Pakistan is currently at 92nd rank out of 116 nations in the Global Hunger Index. A report by IPCINFO, which conducted a survey in districts of Baluchistan, Khyber-Pakhtunkhwa and Sindh, highlighted that all these areas are facing a high prevalence of food insecurity, malnutrition and poverty.
As per the reports, the 2022 floods in Punjab worsened the situation, as one-third of the country went underwater, caused 1,700 casualties and harmed around 33 million people, and the country needed $16 billion to recover.
According to a report, approximately 17 million women and children in Pakistan are in danger of contracting preventable illnesses. Women play a crucial role in the country’s agricultural industry.
However, they still face significant gender-based inequalities, such as challenges in owning land, accessing resources, receiving support, and getting financial services.
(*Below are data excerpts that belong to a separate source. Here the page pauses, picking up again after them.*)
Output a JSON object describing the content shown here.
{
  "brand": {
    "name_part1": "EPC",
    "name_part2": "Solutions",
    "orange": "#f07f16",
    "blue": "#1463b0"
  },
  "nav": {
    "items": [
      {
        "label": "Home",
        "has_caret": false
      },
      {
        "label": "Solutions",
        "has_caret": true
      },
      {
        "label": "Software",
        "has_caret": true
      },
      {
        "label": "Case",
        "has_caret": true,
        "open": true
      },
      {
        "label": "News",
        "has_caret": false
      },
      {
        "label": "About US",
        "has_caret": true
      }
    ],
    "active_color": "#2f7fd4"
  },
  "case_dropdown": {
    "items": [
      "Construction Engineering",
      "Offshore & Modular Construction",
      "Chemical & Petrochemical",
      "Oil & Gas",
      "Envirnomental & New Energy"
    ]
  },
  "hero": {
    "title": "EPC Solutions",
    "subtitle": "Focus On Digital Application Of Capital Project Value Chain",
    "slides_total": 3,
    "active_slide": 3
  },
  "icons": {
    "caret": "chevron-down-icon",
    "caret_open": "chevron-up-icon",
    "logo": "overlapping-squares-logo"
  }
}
Additionally, a study conducted by the International Food Policy Research Institute predicted that climate change could lead to a 40% drop in agricultural yields by 2050 in Pakistan, aggravating food insecurity problems for women.
Sources also indicated that in this situation, women are the ones who are affected. One of the local farm workers said that flooding destroyed all wheat fields, which was her main income source. After the wheat crops, her earning is now half, and they have 30 people in her family.”
Plenty of such stories hit the areas, and the situation seems to need improvement. Sources also indicated that the country needs to work on their emergency footing to prevent the government from emergencies like these. One of the solutions is also to recognize women’s informal labour.